I asked Saleh whether the Houthi problem was part of a Sunni-Shiite conflict, and he replied: “No, it is not a Shiite-Sunni conflict, but rather it can be said that it is the promotion of a new doctrine in the region, to trouble Yemen, the region or the Kingdom of Saudi Arabia in particular, and to deliver messages from small or large regional countries that had a role in this regard.”


Off-air, Ali Saleh was wondering what Lebanon would gain from getting involved in these issues. The Yemeni president had a report saying that the Houthis were infiltrating Lebanon from Syria without having their passports stamped, to receive training in the Lebanese Bekaa. He was also questioning Syria’s interest in allowing such practices across its territory.


The arsenal of the Houthis today is different from what it was at the end of the first decade of this century.
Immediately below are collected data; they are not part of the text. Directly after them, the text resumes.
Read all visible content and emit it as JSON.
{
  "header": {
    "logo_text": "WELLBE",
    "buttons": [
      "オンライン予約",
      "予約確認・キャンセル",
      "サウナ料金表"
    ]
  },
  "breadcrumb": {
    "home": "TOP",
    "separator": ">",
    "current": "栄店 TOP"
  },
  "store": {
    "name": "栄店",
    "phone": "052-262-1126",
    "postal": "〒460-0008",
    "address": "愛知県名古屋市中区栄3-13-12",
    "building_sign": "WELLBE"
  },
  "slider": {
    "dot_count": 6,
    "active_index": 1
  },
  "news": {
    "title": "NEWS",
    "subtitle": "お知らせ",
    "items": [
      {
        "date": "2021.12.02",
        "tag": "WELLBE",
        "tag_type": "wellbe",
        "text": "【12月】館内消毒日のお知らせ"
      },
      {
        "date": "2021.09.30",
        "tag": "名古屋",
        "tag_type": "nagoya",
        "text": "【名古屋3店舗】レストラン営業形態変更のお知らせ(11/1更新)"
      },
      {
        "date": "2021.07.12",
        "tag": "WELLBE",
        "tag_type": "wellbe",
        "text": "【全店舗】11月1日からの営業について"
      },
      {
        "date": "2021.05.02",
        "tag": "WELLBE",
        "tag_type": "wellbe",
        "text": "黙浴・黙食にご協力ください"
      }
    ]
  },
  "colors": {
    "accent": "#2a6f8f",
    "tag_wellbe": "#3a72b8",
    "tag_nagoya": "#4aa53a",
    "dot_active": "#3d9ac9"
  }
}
Despite the passing of years, Ali Saleh’s words help in understanding the beginnings of the problem; of course, without forgetting that the late president himself did not refrain from adopting the extravagant method of political maneuvering, which has exorbitant costs.

The Houthi arsenal has certainly enriched over the years, multiplying the sufferings of Yemen, causing horrific losses and pushing the country into a clash with its natural surroundings.


The Houthi arsenal, as well as the Houthi role, are greater than Yemen’s ability to bear. Yemen needs development, job opportunities, schools and vaccinations… It does not need to launch its air militia against other people’s maps. The Houthi role was initially booby-trapped and quickly exploded in Yemen, with the aim to extend the fire to the maps of others.